Weary and beaten herself, Lady Glinda heard only the angry voice of a sweeping and dying political force in denial. Politics. There was no such thing; there was only power and those who tried to grab and steal at it, like the homeless outside her back door by that pesky slogan, greedily grabbing and fighting each other for the leftovers of her dinner.
She had no more idea what to do about it at thirty-eight than she had at nineteen. The only difference was that she had the means, and the will with which to use them.
"Elphie would know what to do…" she'd said not so long ago to a boy she knew not so well.
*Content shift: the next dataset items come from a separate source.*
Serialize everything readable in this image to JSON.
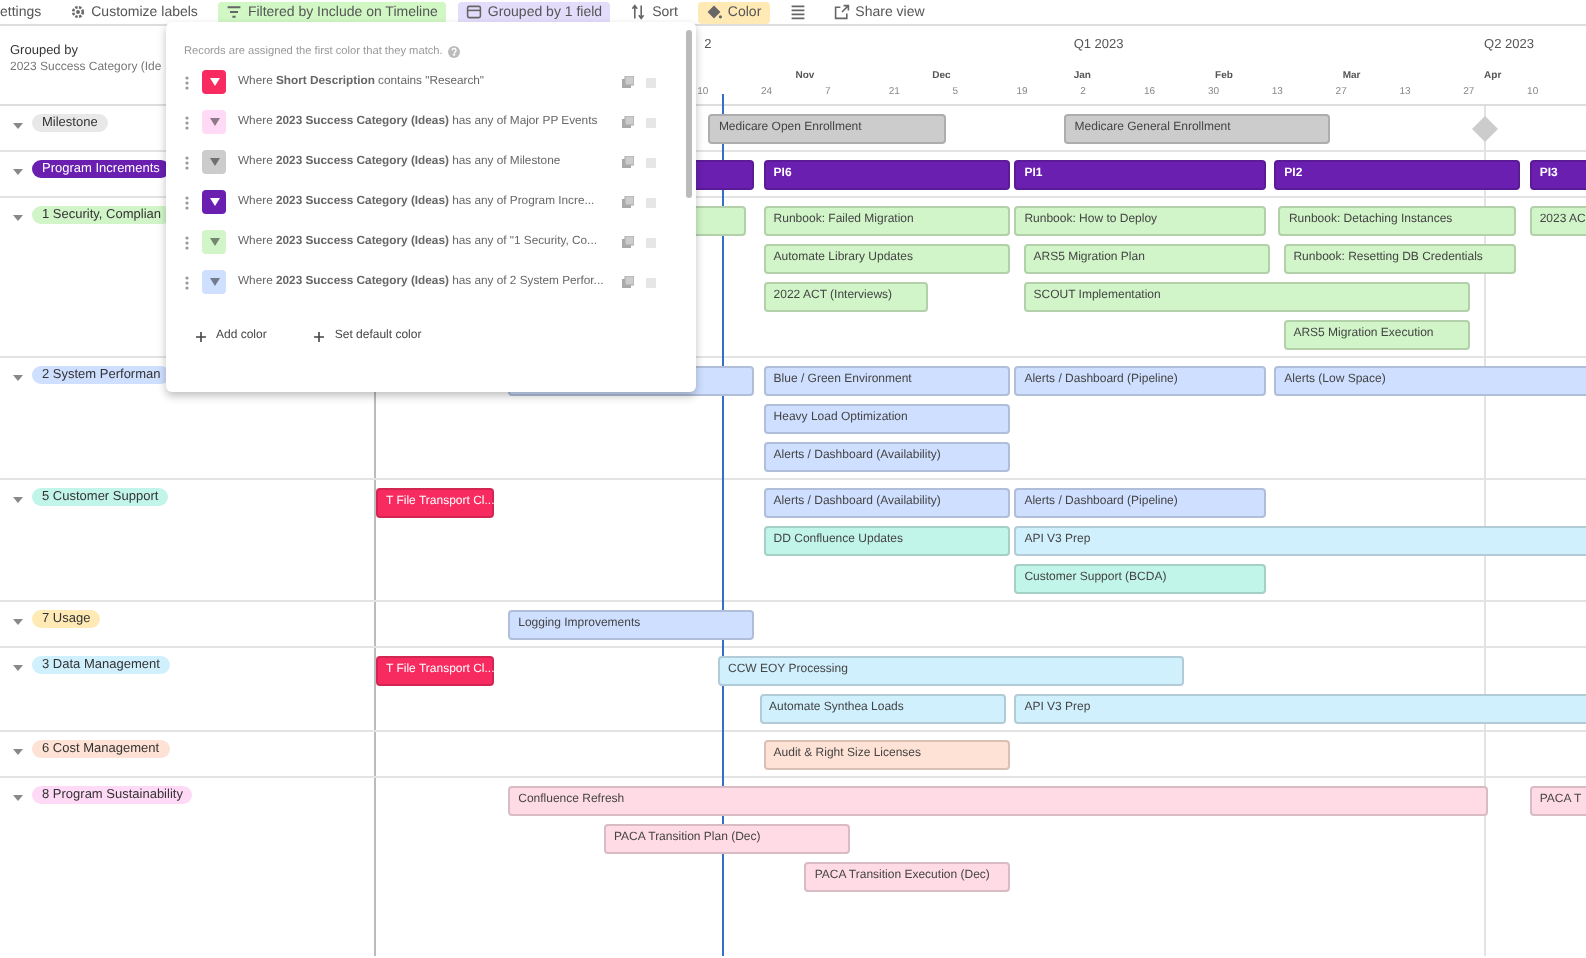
{
  "toolbar": [
    {
      "kind": "settings",
      "label": "ettings",
      "active": false
    },
    {
      "kind": "labels",
      "label": "Customize labels",
      "active": false
    },
    {
      "kind": "filter",
      "label": "Filtered by Include on Timeline",
      "active": true
    },
    {
      "kind": "group",
      "label": "Grouped by 1 field",
      "active": true
    },
    {
      "kind": "sort",
      "label": "Sort",
      "active": false
    },
    {
      "kind": "color",
      "label": "Color",
      "active": true
    },
    {
      "kind": "rowheight",
      "active": false
    },
    {
      "kind": "share",
      "label": "Share view",
      "active": false
    }
  ],
  "grouping": {
    "title": "Grouped by",
    "field": "2023 Success Category (Ide"
  },
  "axis": {
    "quarters": [
      "2",
      "Q1 2023",
      "Q2 2023"
    ],
    "months": [
      "Nov",
      "Dec",
      "Jan",
      "Feb",
      "Mar",
      "Apr"
    ],
    "weeks": [
      "10",
      "24",
      "7",
      "21",
      "5",
      "19",
      "2",
      "16",
      "30",
      "13",
      "27",
      "13",
      "27",
      "10"
    ]
  },
  "groups": [
    {
      "label": "Milestone",
      "color": "#e8e8e8",
      "expanded": true,
      "lanes": [
        [
          {
            "kind": "bar",
            "label": "Medicare Open Enrollment",
            "color": "#cccccc"
          },
          {
            "kind": "bar",
            "label": "Medicare General Enrollment",
            "color": "#cccccc"
          },
          {
            "kind": "milestone",
            "color": "#cccccc"
          }
        ]
      ]
    },
    {
      "label": "Program Increments",
      "color": "#6b1fb1",
      "expanded": true,
      "lanes": [
        [
          {
            "kind": "bar",
            "color": "#6b1fb1"
          },
          {
            "kind": "bar",
            "label": "PI6",
            "color": "#6b1fb1"
          },
          {
            "kind": "bar",
            "label": "PI1",
            "color": "#6b1fb1"
          },
          {
            "kind": "bar",
            "label": "PI2",
            "color": "#6b1fb1"
          },
          {
            "kind": "bar",
            "label": "PI3",
            "color": "#6b1fb1"
          }
        ]
      ]
    },
    {
      "label": "1 Security, Complian",
      "color": "#d1f5c8",
      "expanded": true,
      "lanes": [
        [
          {
            "kind": "bar",
            "color": "#d1f5c8"
          },
          {
            "kind": "bar",
            "label": "Runbook: Failed Migration",
            "color": "#d1f5c8"
          },
          {
            "kind": "bar",
            "label": "Runbook: How to Deploy",
            "color": "#d1f5c8"
          },
          {
            "kind": "bar",
            "label": "Runbook: Detaching Instances",
            "color": "#d1f5c8"
          },
          {
            "kind": "bar",
            "label": "2023 AC",
            "color": "#d1f5c8"
          }
        ],
        [
          {
            "kind": "bar",
            "label": "Automate Library Updates",
            "color": "#d1f5c8"
          },
          {
            "kind": "bar",
            "label": "ARS5 Migration Plan",
            "color": "#d1f5c8"
          },
          {
            "kind": "bar",
            "label": "Runbook: Resetting DB Credentials",
            "color": "#d1f5c8"
          }
        ],
        [
          {
            "kind": "bar",
            "label": "2022 ACT (Interviews)",
            "color": "#d1f5c8"
          },
          {
            "kind": "bar",
            "label": "SCOUT Implementation",
            "color": "#d1f5c8"
          }
        ],
        [
          {
            "kind": "bar",
            "label": "ARS5 Migration Execution",
            "color": "#d1f5c8"
          }
        ]
      ]
    },
    {
      "label": "2 System Performan",
      "color": "#cfdfff",
      "expanded": true,
      "lanes": [
        [
          {
            "kind": "bar",
            "color": "#cfdfff"
          },
          {
            "kind": "bar",
            "label": "Blue / Green Environment",
            "color": "#cfdfff"
          },
          {
            "kind": "bar",
            "label": "Alerts / Dashboard (Pipeline)",
            "color": "#cfdfff"
          },
          {
            "kind": "bar",
            "label": "Alerts (Low Space)",
            "color": "#cfdfff"
          }
        ],
        [
          {
            "kind": "bar",
            "label": "Heavy Load Optimization",
            "color": "#cfdfff"
          }
        ],
        [
          {
            "kind": "bar",
            "label": "Alerts / Dashboard (Availability)",
            "color": "#cfdfff"
          }
        ]
      ]
    },
    {
      "label": "5 Customer Support",
      "color": "#c2f5e9",
      "expanded": true,
      "lanes": [
        [
          {
            "kind": "bar",
            "label": "T File Transport Cl...",
            "color": "#f82b60"
          },
          {
            "kind": "bar",
            "label": "Alerts / Dashboard (Availability)",
            "color": "#cfdfff"
          },
          {
            "kind": "bar",
            "label": "Alerts / Dashboard (Pipeline)",
            "color": "#cfdfff"
          }
        ],
        [
          {
            "kind": "bar",
            "label": "DD Confluence Updates",
            "color": "#c2f5e9"
          },
          {
            "kind": "bar",
            "label": "API V3 Prep",
            "color": "#d0f0fd"
          }
        ],
        [
          {
            "kind": "bar",
            "label": "Customer Support (BCDA)",
            "color": "#c2f5e9"
          }
        ]
      ]
    },
    {
      "label": "7 Usage",
      "color": "#ffeab6",
      "expanded": true,
      "lanes": [
        [
          {
            "kind": "bar",
            "label": "Logging Improvements",
            "color": "#cfdfff"
          }
        ]
      ]
    },
    {
      "label": "3 Data Management",
      "color": "#d0f0fd",
      "expanded": true,
      "lanes": [
        [
          {
            "kind": "bar",
            "label": "T File Transport Cl...",
            "color": "#f82b60"
          },
          {
            "kind": "bar",
            "label": "CCW EOY Processing",
            "color": "#d0f0fd"
          }
        ],
        [
          {
            "kind": "bar",
            "label": "Automate Synthea Loads",
            "color": "#d0f0fd"
          },
          {
            "kind": "bar",
            "label": "API V3 Prep",
            "color": "#d0f0fd"
          }
        ]
      ]
    },
    {
      "label": "6 Cost Management",
      "color": "#fee2d5",
      "expanded": true,
      "lanes": [
        [
          {
            "kind": "bar",
            "label": "Audit & Right Size Licenses",
            "color": "#fee2d5"
          }
        ]
      ]
    },
    {
      "label": "8 Program Sustainability",
      "color": "#ffdaf6",
      "expanded": true,
      "lanes": [
        [
          {
            "kind": "bar",
            "label": "Confluence Refresh",
            "color": "#ffdce5"
          },
          {
            "kind": "bar",
            "label": "PACA T",
            "color": "#ffdce5"
          }
        ],
        [
          {
            "kind": "bar",
            "label": "PACA Transition Plan (Dec)",
            "color": "#ffdce5"
          }
        ],
        [
          {
            "kind": "bar",
            "label": "PACA Transition Execution (Dec)",
            "color": "#ffdce5"
          }
        ]
      ]
    }
  ],
  "color_popup": {
    "note": "Records are assigned the first color that they match.",
    "rules": [
      {
        "text": "Where **Short Description** contains \"Research\"",
        "color": "#f82b60"
      },
      {
        "text": "Where **2023 Success Category (Ideas)** has any of Major PP Events",
        "color": "#ffdaf6"
      },
      {
        "text": "Where **2023 Success Category (Ideas)** has any of Milestone",
        "color": "#cccccc"
      },
      {
        "text": "Where **2023 Success Category (Ideas)** has any of Program Incre...",
        "color": "#6b1fb1"
      },
      {
        "text": "Where **2023 Success Category (Ideas)** has any of \"1 Security, Co...",
        "color": "#d1f5c8"
      },
      {
        "text": "Where **2023 Success Category (Ideas)** has any of 2 System Perfor...",
        "color": "#cfdfff"
      }
    ],
    "actions": [
      "Add color",
      "Set default color"
    ]
  }
}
Then the obvious answer was Think like Elphie. There was nothing, Lady Glinda decided, like calling on your youth. She remembered enough of Elphie, the Elphie before The Witch, to remember her thoughts, her passions, her driving force. She remembered intuitively understanding Elphaba's thought patterns the more they were together. But understanding was one thing; who could ever think like Elphie, in that strange and brilliant way she had about her? Who had her strange and incredible vibrancy, unnerving at times? Who had her passion and compassion, her knowledge, her intuition, her brilliant biting sarcasm and wit that had passed for her sense of humor? Even that ability to make anyone infuriated with her in less than thirty seconds sprung upon Lady Glinda out of nowhere one day. She remembered more and missed her that much more every day.
Lady Glinda would close her eyes and try to imagine herself back. Impressions of contrasts were all that lingered: late afternoon sunlight and shadow pressing lightly against her the darkness of her eyelids, wind brushing over her body, her face, comforting and chilling at once; supple grass conforming to her shape, the hard ground beneath. The abdomen she was using as a pillow gently rising and falling with each inhale and exhale; long fingers absently stroking her hair; a low indistinguishable vibration humming under her ear as Elphaba lowly murmured a passage from the book to herself, repeating something in hopes of better understanding it. It was something nearly but not quite improper, but something no one thought to question or give another glance.
She heard more whispers.
"Elphaba lives, Elphaba lives…"
It was like a chant, almost but not quite a song. Elphaba in song, Elphaba in music. Somehow the idea wasn't foreign to her. Elphaba as a spirit, Elphaba embodied in an inhale, an exhale: exhalation, exultation, exaltation. Lady Glinda – Glinda – could feel it, feel her. She who had claimed she was soulless permeated the very atmosphere of Oz, and was embodied. More than once, Glinda was inclined to look around in crowds, sensing her like a live current: intangible but undeniably, powerfully present.
Elphie lived, maybe more in death than she had in life. How ironic.
And how ironic that she who had scorned Elphie's passion would achieve part of what Elphie had worked toward her whole life. Ironic that Elphie couldn't see it.
ELPHABA LIVES!
Glinda shivered and looked away from the crude slogan outside her door, blinking back the sting and moisture caused by the sudden gust of wind.
The inhale, the exhale.
She stepped in from the cold night air.